The South Korean government of President Chun Doo Hwan today announced that it was considering the early release of imprisoned opposition politician Kim Dae Jung to allow him to seek medical treatment in the United States as part of an apparent deal that knowledgeable sources in Seoul said would amount to political exile for the political dissident.

The announcement came after national police authorities today transferred Kim, 57, to Seoul National University Hospital from a prison in Chong Ju, 100 miles south of the capital, where he has been serving a 20-year sentence on charges of sedition.

An official government statement said, "Taking into consideration the wishes of Mr. Kim and his family, the government is considering further generous actions, including the possibility of continuing medical treatment in the United States."

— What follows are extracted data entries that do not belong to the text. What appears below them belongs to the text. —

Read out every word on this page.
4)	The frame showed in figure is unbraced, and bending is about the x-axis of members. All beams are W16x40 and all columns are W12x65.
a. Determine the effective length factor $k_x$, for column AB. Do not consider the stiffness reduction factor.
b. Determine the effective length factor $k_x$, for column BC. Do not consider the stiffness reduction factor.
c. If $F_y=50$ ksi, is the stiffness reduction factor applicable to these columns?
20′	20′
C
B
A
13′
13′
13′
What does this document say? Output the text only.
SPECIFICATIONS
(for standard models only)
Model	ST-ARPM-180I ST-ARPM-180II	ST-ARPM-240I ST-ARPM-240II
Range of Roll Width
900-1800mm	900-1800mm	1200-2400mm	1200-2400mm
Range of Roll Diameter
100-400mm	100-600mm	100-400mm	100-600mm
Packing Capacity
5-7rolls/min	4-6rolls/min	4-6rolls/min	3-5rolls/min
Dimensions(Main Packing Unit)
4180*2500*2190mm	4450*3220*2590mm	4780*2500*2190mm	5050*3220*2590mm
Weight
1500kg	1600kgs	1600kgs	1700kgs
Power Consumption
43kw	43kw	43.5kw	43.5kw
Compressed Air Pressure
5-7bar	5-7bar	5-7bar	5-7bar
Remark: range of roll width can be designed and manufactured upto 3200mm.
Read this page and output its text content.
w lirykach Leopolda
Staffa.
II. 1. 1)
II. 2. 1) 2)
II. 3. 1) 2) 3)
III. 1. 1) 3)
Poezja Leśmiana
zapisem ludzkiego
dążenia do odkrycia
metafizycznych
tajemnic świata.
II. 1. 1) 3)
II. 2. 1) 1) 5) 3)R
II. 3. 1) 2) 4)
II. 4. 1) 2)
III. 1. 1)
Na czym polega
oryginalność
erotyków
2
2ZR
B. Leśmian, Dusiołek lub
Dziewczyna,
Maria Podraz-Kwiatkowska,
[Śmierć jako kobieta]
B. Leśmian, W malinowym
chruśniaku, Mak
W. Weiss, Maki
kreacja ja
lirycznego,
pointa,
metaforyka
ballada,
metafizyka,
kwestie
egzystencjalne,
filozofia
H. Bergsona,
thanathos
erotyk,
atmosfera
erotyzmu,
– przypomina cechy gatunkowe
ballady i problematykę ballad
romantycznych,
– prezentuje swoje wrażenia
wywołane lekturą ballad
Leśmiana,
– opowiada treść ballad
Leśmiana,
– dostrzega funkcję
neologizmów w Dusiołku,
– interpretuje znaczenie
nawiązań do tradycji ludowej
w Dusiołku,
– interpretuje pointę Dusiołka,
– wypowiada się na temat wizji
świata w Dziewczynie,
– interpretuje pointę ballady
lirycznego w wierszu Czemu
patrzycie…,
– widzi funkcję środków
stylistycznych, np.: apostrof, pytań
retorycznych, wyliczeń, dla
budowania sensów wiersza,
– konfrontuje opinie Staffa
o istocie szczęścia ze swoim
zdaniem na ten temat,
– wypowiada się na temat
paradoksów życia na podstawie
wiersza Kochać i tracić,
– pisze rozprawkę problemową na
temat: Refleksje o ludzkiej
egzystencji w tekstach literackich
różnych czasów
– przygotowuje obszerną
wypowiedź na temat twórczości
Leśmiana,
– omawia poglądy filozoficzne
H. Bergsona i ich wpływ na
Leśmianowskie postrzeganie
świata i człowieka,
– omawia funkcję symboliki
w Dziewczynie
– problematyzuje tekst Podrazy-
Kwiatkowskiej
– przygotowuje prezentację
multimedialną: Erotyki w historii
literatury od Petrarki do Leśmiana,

A government official indicated that Kim, who is believed to be suffering from chronic arthritis and ear problems, might be freed to go to the United States as early as next week.

A press spokesman at the U.S. Embassy in Seoul said that there would be "no problem" in issuing visas for Kim and members of his family.

Kim was arrested in May 1980 in the military crackdown that brought Chun to power. Kim was convicted by a military court on charges of sedition for allegedly helping to touch off a tumultuous uprising at Kwangju in 1980.

In September of that year, Kim, South Korea's most prominent dissident, was sentenced to death, a decision an appeals court upheld in late January 1981. That decision was later commuted to life imprisonment on the orders of Chun and was further reduced to 20 years as part of a general amnesty announced earlier this year.

The disposition of Kim's case proved one of the thorniest issues in relations between Seoul and Washington during the Carter administration.